En los años 1500, Paracelso, considerado por muchos el padre de la medicina moderna, era rechazado por sus contemporáneos. Por un tiempo, sin embargo, él casi devolvió la práctica médica a un más amplio espacio de relaciones al enfatizar la importancia de la armonía entre el hombre y la naturaleza. Su punto de vista sobre la curación residía en seguir aquel que conservaban los ancianos de las tribus, que considera al ser humano un modelo en miniatura del mundo y el universo. Vastos espacios se concentra dentro de nosotros, pensaba, un firmamento interno tan grande como el mundo de afuera.

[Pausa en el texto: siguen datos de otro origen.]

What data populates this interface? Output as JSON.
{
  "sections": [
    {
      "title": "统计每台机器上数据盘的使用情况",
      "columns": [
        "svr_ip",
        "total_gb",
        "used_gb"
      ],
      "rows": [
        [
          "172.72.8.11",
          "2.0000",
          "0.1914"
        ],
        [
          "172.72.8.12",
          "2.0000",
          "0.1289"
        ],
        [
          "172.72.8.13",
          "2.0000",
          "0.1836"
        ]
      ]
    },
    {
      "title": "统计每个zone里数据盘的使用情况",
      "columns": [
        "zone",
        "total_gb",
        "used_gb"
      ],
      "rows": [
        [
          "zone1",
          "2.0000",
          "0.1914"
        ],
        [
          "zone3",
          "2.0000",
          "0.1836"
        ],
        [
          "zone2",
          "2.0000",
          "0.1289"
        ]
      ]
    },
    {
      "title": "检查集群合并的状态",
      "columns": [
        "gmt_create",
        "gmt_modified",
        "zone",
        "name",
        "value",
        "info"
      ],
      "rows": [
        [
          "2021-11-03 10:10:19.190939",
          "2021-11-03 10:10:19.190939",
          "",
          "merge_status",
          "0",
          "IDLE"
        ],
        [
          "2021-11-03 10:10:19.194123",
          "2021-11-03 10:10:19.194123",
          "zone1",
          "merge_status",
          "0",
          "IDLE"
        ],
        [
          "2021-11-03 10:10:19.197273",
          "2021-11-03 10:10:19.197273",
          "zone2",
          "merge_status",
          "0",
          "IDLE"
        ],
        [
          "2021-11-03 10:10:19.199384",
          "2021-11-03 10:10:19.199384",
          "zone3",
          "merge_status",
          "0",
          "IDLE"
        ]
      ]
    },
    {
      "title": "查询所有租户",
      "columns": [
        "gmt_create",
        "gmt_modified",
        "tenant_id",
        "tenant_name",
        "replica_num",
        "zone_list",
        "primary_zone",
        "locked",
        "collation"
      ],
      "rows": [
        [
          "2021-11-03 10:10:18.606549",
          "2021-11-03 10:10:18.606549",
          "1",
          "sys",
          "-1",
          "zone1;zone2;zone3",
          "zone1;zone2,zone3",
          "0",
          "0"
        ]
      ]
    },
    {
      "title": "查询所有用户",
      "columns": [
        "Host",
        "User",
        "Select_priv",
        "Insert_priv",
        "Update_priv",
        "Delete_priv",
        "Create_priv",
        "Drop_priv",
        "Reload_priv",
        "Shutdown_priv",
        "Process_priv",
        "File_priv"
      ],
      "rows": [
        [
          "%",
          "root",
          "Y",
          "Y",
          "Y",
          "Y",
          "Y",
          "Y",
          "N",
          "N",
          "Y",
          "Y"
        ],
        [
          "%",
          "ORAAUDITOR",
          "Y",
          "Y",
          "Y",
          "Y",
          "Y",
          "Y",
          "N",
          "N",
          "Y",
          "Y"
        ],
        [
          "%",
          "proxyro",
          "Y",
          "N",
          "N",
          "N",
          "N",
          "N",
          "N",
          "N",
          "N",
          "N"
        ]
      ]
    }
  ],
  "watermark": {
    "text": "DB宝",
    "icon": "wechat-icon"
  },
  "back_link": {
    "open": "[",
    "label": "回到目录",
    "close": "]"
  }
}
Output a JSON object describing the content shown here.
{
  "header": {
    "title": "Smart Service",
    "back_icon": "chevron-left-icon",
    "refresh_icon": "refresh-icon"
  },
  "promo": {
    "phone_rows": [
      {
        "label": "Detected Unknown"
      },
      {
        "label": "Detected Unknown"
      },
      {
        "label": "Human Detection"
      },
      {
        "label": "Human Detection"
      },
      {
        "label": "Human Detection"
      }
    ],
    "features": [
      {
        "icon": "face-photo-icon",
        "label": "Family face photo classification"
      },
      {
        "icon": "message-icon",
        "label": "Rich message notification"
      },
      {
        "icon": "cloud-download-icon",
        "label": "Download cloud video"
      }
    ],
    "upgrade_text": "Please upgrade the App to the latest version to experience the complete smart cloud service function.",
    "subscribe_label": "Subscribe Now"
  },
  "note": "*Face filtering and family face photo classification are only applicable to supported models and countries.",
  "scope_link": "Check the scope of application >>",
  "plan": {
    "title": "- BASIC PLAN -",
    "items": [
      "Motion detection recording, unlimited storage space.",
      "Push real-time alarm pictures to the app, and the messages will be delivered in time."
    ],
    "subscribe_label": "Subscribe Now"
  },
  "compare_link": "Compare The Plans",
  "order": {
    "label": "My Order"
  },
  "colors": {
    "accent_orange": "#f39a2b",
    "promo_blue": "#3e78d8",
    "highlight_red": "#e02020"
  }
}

El mundo de la mente puede ser encantador, y vasto. Gracias a su existencia una persona puede recordar el rocío matinal en una colina, el bosque de helechos, y el cielo negro que los luiseños llaman su espíritu, reconociendo que el alma del mundo es grande dentro del alma humana. Implica un sentido amplio y generoso del yo, la vida y el ser, como si el cuerpo no fuese sólo una creación de los elementos del mundo, sino el aire, la luz y el cielo nocturno hubieran creado una visión interior que algunos han considerado el mapa del cosmos. En la astronomía lakota, las estrellas son el aliento del Gran Espíritu. Es como si los antiguos lakota hubieran previsto las modernas física y astronomía, ciencias que hoy nos dicen que somos materia transformada de las estrellas, que el cuerpo humano es una especie de cosmología.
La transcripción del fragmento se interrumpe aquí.